DR. BARNA: We may need a dampening layer between the implant and the patient's endocrine responses.
Something like a soft-lock to prevent the implant from overcorrecting.
DR. MILLER: Hm. And the side effects you mentioned in your last report? You left them… conspicuously vague.
DR. BARNA: I was being responsible. I didn't want a Platinum poking into my inbox every ten minutes for clarification.
DR. MILLER: Then consider this minute eleven.
DR. BARNA: …The implants work. Too well.
They're reading micro-injuries before they matter, and that overactivity is causing tissue fatigue.
Like having a medic constantly preemptively tackling you to stop you from stubbing your toe.
DR. MILLER: Evelyn, you have a poetic way of describing biomedical catastrophes.
DR. BARNA: I'm trying to keep it fun so I don't scream.
DR. MILLER: Fair. Now, one more question—was there any reaction when you used Firo's samples as a comparison baseline?
DR. BARNA: …Bayne.
DR. MILLER: What? This is a scientific inquiry.
DR. BARNA: This is you trying to dip your hands into Ichor research again.
DR. MILLER: I merely want to know if the implants recognized his… substance.
DR. BARNA: Fine. Yes.
The implant didn't know what to do with it. It didn't register it as foreign, but it also didn't classify it as biological.
It froze.
DR. MILLER: Froze?
DR. BARNA: The code-layer in the Ichor forced the implant's diagnostic system into a recursive identification loop.
Like it was trying to read a language that kept rewriting itself mid-sentence.
DR. MILLER: Fascinating.
DR. BARNA: Horrifying.
DR. MILLER: Same thing.
DR. BARNA: Bayne. If the implants can't classify his Ichor, it means the "data-compression" theory is more likely than we thought.

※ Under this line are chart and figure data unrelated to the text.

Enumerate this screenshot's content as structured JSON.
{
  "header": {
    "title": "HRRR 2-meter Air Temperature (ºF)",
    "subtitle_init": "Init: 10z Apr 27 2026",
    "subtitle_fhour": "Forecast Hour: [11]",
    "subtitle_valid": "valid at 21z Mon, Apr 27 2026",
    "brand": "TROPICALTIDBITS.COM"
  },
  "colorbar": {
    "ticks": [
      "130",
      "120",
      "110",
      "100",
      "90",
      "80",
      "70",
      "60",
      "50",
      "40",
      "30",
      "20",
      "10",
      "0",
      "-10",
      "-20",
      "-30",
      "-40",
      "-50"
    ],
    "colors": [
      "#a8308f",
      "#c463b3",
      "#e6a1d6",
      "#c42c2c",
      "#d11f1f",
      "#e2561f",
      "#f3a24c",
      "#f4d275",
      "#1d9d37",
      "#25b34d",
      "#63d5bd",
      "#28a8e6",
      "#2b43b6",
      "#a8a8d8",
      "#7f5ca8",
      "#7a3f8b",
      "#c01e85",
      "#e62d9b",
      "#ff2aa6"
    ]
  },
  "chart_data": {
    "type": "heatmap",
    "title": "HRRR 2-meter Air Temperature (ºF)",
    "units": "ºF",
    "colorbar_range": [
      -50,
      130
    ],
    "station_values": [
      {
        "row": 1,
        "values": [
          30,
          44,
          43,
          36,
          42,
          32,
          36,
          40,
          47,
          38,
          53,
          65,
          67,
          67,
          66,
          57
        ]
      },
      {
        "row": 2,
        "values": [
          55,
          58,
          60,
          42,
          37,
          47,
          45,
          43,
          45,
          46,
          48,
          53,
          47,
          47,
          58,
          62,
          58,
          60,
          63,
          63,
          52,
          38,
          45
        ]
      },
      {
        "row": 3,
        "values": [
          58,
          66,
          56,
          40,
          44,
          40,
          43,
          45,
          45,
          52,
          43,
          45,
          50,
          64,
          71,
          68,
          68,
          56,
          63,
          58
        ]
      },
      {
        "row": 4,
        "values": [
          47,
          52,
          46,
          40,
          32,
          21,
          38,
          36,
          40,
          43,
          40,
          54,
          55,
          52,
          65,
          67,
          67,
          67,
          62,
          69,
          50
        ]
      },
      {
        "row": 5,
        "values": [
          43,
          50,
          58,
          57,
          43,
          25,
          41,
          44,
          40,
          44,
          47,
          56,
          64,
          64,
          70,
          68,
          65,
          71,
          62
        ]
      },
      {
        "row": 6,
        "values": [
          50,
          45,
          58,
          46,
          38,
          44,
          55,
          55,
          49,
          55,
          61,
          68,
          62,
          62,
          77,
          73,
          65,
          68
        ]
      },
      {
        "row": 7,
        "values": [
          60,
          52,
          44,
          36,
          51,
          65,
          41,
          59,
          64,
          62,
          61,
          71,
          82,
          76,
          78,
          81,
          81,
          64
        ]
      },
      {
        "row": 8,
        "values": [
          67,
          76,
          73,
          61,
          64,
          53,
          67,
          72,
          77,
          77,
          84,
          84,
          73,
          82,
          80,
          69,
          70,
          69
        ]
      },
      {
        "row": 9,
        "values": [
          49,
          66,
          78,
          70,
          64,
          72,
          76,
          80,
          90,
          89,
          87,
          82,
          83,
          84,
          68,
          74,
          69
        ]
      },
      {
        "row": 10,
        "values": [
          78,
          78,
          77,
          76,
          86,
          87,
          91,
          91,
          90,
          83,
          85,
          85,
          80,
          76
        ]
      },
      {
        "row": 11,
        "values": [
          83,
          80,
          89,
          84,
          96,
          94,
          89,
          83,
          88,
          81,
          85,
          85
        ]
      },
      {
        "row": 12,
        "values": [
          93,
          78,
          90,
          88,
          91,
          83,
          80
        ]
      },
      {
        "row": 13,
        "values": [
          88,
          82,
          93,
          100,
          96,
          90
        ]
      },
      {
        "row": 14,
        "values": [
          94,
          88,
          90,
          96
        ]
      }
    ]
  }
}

DR. MILLER: Meaning Firo's blood is not only not from here…
…it might be storing information from wherever "there" is.
DR. BARNA: And that information can override our tech if it tries to interpret it.
DR. MILLER: So the question becomes:
Is the Ichor protecting itself from analysis…
or protecting us from whatever it contains?
DR. BARNA: I hate the way you phrase things.
DR. MILLER: It's part of my charm.
DR. BARNA: Debatable.
DR. MILLER: Evelyn, you're one of the few who doesn't flinch when talking about this. I value that.
DR. BARNA: Stop being nice, it makes me nervous.
DR. MILLER: Very well. Your implants are misbehaving, your subject is rewriting biology, and you need sleep.
DR. BARNA: I'm logging out.
DR. MILLER: Good. When you wake, I'd like to discuss a joint proposal for expanding Ichor research under CYGNUS. You'll be the lead author—don't hide.
DR. BARNA: I will hide. Watch me.
DR. MILLER: I look forward to dragging you back out.